The Nostalgic Origins Of The First Ever Ice Cream Truck Jingle

There are certain aspects of the classic ice cream truck, and the experience of buying a prepackaged frozen treat or piled-high cone, that it's impossible to imagine the whole scenario without them. There's that poster displaying the ice cream treats on offer, a driver dressed in garments as white as the truck itself, and amplified music box-type music. The songs played by an approaching ice cream truck are always a familiar and wordless tune, likely something straight out of the 1800s vaudeville or minstrel show circuit, like "The Entertainer," "Camptown Races," "Oh! Susanna," or "Turkey in the Straw" (or its even jauntier cousin, "Do Your Ears Hang Low?")

Like everything else that feels like it's been around forever, ice cream truck music had to start somewhere, and it all goes back to the idea of one guy with one truck. Historians have traced the idea of vehicles selling ice cream while cranking out kid-friendly music — one of the earliest examples of an advertising jingle — back to one ambitious treat vendor.

Before they played music, ice cream truck drivers rang bells

The ice cream truck emerged after its pioneering practitioner invented the chocolate-covered ice cream bar — the Good Humor bar, according to Good Humor. In 1920, in Youngstown, Ohio, candy maker Harry Burt came up with a chocolate that would solidify around ice cream, and he formed it into bars on sticks upon the suggestion of his son, per Good Humor. Burt named it the Good Humor bar, bought a dozen trucks, installed freezers, and sent out drivers to move about town and sell ice cream as a mobile operation. 

That brought modern technology to the ice cream sales game, instantly transforming the industry, according to Smithsonian Magazine. Up to that point, mobile ice cream sellers pushed around wooden carts full of ice cream confections. To draw attention, Burt had his drivers ring sleigh bells, a concept with which no one was familiar. He got the idea from the sleigh bells he saw on his son's sled. The whole operation — including announcing the presence of an ice cream vendor with the warm sound of nostalgia-invoking bells — worked out quite well. By the 1930s, franchisees operated Good Humor trucks around the U.S. and were selling millions of bars each year, per Smithsonian Magazine. 

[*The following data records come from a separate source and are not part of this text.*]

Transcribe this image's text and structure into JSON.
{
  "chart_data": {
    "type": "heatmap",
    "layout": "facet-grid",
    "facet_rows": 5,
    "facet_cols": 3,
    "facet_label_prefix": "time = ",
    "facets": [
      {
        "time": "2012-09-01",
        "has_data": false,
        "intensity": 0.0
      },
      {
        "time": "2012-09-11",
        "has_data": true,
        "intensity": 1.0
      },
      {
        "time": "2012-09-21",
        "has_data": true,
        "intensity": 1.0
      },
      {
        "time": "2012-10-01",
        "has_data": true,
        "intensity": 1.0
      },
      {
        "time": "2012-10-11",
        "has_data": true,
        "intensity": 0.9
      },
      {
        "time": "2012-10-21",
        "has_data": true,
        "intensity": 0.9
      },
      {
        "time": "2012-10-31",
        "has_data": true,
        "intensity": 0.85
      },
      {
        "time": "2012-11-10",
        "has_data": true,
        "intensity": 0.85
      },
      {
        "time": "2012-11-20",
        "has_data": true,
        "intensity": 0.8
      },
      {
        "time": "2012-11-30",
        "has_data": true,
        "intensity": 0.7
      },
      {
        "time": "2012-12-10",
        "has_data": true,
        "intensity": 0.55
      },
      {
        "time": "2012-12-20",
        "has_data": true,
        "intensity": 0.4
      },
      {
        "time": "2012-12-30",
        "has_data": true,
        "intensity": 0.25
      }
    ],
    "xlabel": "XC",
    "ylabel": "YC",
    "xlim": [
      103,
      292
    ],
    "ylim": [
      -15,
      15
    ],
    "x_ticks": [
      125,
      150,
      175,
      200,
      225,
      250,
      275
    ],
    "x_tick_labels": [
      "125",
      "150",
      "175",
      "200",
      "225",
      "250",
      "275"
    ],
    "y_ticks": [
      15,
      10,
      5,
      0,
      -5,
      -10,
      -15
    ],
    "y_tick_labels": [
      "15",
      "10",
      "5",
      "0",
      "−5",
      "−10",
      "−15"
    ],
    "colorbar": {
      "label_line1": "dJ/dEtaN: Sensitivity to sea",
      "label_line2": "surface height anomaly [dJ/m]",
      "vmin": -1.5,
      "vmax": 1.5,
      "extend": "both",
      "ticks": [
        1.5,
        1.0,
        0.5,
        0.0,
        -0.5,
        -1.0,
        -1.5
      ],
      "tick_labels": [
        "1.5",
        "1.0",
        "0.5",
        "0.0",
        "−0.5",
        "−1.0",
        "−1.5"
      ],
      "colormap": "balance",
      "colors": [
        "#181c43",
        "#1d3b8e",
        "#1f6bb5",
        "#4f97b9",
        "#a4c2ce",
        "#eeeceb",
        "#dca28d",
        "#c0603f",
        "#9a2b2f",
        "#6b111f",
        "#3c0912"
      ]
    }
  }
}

The first ice cream song is based on an old Czech tune

Sleighbells became standard operating procedure for Good Humor trucks until 1929, when, according to Smithsonian Magazine, Los Angeles-based Good Humor franchisee Paul Hawkins decided to ditch the bells in favor of amplified, pre-recorded music. With the reasonable assistance of organ builder Louis Bacigalupi, Hawkins installed a mechanized music box in his ice cream truck, near the engine, which repeatedly played a nine-second instrumental snippet of "Stodola Pumpa," a Czech folk song, per Smithsonian. Rather than having to ring bells whenever he or a driver stopped, Hawkins could just let the tune play all day, and let it announce his eventual arrival at every stop along the route. The automated music box, playing a folk song all the time, would become a tool of virtually all ice cream truck operators, both for Good Humor and its competitors. 

The song later was often performed at children's summer camps and YWCA events, per Smithsonian. "Stodola Pumpa" further embedded itself in California culture, with The Beach Boys using it as the basis for the 1963 song, "The Rocking Surfer."